Les agriculteurs grecs peinent à se reconstruire après des incendies dévastateurs

Les agriculteurs grecs qui ont perdu leurs récoltes après les incendies de forêt catastrophiques affirment que reconstruire leur vie prendra de nombreuses années

Les récents incendies de forêt en Grèce ont eu des conséquences terribles sur l’environnement et sur des communautés entières. Parmi les personnes les plus touchées figuraient les personnes qui gagnaient leur vie en cultivant et en élevant du bétail.

Avanda, près d’Alexandroupolis, dans le nord-est de la Grèce, a été le premier village à être évacué et ses habitants ont été confrontés à une situation dramatique.

Giorgos Hatzigeorgiou est président de la communauté Avanta Evros.

« La zone compte trois coopératives de bûcherons et si l’on parle de la zone plus large, il y a six coopératives de bûcherons qui, outre la gestion du bois actuellement brûlé à des fins industrielles, ne pourront pas faire dans les années à venir ce qu’elles ont fait. depuis si longtemps avec le commerce du bois de chauffage », explique-t-il.

« Sur les quatre unités d’élevage que nous avions dans la région, 3 ont été complètement détruites ».

Dimitris et Vassilis Adamidis sont deux jeunes frères qui ont repris depuis sept ans les oliveraies de leur grand-père situées à Makri, Alexandroupoli depuis 1935.

L’incendie a brûlé 98 pour cent de leurs milliers d’oliviers ainsi que de précieuses machines et équipements agricoles, nécessaires à la production annuelle de dizaines de tonnes d’olives.

Vassilis Adamidis a décrit son histoire : « Tout a commencé avec grand-père, les arbres ont poussé avec lui, puis nous sommes arrivés avec mon frère comme successeurs et avons trouvé ces choses. C’est dramatique, dans le sens où tant d’années de travail et de labeur ont disparu dans quelques heures. »

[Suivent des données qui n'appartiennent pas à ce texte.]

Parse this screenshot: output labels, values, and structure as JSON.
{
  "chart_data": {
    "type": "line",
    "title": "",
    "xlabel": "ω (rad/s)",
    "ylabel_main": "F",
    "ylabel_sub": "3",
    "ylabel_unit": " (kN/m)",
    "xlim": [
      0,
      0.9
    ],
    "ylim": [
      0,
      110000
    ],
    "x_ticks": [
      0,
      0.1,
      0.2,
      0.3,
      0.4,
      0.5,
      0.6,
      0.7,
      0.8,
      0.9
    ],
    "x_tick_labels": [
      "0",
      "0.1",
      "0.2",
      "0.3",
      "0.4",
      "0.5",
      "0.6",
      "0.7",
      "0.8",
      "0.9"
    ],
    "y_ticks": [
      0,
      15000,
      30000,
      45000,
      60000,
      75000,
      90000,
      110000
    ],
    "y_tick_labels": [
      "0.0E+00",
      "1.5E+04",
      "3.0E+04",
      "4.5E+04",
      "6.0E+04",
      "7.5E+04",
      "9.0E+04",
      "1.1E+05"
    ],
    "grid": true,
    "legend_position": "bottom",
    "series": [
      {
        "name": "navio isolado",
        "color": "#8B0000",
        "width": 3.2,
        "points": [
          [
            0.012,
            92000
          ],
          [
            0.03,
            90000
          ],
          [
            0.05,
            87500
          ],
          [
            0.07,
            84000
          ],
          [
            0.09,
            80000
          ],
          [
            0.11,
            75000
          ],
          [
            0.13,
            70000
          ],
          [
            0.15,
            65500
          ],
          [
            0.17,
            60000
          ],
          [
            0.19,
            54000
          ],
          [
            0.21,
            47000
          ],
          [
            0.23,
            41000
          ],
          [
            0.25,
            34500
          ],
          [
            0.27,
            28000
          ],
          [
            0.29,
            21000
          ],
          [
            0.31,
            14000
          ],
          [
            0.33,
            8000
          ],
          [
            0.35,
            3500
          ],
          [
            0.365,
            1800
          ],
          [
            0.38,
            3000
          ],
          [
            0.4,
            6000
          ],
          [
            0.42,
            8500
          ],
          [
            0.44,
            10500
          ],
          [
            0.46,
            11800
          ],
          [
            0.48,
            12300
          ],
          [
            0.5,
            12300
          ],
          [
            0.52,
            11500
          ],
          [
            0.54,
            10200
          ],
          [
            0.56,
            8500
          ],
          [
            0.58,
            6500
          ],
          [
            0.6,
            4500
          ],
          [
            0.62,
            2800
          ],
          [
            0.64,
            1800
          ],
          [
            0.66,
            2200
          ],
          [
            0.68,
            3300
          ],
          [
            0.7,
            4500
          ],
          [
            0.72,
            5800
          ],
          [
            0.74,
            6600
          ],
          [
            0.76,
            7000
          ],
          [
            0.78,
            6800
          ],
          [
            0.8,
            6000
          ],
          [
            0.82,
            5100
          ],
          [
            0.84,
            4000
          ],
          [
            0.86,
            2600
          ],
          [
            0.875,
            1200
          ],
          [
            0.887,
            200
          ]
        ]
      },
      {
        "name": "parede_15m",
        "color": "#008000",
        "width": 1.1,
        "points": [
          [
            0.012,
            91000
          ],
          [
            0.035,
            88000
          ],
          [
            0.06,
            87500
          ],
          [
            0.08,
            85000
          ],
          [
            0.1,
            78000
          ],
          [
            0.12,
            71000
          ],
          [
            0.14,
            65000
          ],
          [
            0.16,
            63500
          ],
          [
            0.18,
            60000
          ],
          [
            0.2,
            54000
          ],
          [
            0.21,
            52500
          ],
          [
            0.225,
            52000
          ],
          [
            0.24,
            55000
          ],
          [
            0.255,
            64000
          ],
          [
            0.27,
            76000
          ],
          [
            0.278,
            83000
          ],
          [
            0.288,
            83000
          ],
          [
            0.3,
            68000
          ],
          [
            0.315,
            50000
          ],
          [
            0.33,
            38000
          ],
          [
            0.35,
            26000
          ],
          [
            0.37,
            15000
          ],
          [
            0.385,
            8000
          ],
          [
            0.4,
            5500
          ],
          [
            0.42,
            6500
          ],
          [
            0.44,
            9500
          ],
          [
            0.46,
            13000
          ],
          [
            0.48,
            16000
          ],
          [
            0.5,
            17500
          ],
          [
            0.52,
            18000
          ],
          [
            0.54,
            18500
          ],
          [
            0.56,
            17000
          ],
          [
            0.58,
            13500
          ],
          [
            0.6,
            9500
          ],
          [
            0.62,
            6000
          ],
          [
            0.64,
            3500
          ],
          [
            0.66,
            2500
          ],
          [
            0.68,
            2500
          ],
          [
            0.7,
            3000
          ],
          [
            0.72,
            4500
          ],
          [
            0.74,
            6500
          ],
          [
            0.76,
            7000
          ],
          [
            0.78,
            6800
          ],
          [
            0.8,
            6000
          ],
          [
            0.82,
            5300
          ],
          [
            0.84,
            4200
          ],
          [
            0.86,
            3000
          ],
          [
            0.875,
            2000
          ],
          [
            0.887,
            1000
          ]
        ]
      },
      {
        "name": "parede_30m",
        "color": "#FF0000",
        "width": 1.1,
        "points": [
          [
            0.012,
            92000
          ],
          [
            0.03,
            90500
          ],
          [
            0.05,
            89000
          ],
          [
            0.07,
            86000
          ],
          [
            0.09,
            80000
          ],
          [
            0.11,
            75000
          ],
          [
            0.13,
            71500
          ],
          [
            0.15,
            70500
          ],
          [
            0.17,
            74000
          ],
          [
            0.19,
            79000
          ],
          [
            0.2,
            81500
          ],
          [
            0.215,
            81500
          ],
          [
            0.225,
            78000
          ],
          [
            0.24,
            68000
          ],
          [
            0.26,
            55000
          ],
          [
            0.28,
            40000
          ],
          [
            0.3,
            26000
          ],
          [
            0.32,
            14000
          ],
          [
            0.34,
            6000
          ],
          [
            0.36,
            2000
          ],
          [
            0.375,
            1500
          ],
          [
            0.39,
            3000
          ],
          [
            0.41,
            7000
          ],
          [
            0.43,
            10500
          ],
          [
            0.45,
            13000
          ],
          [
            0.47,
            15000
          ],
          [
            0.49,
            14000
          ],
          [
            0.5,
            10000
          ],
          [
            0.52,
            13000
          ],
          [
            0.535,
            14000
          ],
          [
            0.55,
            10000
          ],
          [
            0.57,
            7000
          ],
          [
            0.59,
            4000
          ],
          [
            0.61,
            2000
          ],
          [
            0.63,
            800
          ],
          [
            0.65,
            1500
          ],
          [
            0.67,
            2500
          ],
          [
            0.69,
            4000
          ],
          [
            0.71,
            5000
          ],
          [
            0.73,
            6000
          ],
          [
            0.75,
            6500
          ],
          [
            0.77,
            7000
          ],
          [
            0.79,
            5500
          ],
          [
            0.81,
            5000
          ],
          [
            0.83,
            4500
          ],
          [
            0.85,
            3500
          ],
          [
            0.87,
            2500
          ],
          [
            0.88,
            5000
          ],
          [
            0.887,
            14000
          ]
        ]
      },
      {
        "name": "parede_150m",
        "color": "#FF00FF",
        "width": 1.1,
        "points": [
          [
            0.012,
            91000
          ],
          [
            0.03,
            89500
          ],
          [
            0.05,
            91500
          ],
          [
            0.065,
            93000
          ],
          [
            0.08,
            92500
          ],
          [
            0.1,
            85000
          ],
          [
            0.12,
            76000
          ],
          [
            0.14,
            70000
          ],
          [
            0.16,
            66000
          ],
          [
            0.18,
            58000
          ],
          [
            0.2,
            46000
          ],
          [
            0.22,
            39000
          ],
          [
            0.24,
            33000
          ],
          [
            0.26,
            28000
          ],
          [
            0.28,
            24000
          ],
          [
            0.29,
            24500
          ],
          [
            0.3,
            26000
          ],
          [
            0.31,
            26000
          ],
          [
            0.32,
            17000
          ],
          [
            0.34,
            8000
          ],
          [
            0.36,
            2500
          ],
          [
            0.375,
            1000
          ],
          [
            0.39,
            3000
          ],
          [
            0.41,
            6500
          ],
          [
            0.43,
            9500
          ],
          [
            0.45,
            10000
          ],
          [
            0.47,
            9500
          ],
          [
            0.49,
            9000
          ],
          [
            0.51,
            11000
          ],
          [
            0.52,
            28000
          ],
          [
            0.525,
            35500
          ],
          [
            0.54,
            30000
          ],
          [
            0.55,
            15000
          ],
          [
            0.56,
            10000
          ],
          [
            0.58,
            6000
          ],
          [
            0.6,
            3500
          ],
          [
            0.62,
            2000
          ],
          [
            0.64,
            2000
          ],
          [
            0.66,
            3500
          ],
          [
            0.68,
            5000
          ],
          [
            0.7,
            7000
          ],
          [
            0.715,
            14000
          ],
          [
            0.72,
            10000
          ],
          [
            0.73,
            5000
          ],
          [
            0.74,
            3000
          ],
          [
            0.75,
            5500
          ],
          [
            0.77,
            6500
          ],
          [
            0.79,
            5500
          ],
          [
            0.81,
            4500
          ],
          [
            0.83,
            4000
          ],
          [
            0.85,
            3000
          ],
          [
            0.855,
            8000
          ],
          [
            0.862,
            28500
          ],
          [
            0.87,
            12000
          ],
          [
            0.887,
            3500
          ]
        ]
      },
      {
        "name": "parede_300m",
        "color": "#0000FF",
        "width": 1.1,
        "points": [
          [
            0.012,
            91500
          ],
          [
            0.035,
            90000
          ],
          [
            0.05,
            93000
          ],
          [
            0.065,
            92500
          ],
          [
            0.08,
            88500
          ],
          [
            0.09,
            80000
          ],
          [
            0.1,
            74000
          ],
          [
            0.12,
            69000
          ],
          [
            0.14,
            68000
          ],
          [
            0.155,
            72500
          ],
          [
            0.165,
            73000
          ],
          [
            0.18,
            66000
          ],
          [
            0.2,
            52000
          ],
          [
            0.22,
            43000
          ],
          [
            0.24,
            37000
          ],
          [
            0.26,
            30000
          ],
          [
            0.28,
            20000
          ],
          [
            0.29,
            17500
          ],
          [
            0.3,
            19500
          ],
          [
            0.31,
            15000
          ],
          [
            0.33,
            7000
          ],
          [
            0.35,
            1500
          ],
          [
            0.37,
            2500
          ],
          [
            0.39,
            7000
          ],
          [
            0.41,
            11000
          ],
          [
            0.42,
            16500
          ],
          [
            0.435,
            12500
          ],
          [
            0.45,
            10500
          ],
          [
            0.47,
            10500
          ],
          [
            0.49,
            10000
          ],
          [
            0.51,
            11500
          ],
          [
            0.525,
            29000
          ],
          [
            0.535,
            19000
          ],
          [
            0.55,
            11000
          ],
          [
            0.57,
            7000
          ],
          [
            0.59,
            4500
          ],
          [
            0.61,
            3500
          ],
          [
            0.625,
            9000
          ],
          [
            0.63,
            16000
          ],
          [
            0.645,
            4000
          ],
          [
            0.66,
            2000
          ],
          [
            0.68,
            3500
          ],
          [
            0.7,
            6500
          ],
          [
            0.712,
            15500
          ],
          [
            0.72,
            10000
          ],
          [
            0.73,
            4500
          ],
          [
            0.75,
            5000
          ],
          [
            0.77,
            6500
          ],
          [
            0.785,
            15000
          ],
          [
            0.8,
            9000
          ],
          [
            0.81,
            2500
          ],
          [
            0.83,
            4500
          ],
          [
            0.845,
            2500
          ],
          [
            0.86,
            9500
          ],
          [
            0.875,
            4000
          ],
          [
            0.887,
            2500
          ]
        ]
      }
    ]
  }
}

Le souci majeur des oliviers est qu’il faut beaucoup de temps pour produire à nouveau des fruits après une telle catastrophe.

« La vérité est qu’il faut 1,5 à 2 ans pour avoir une idée de la santé de l’arbre. Mais en ce qui concerne la partie fructification, nous parlons d’au moins cinq à sept ans, voire 10 ans dans le pire des cas. scénario. »

Le pire des cas, le plus grand cauchemar des producteurs d’Evros, est malheureusement devenu réalité.

Le travail d’une vie, le travail de générations ont été réduits en cendres en quelques heures et maintenant ces gens vont devoir recommencer à zéro.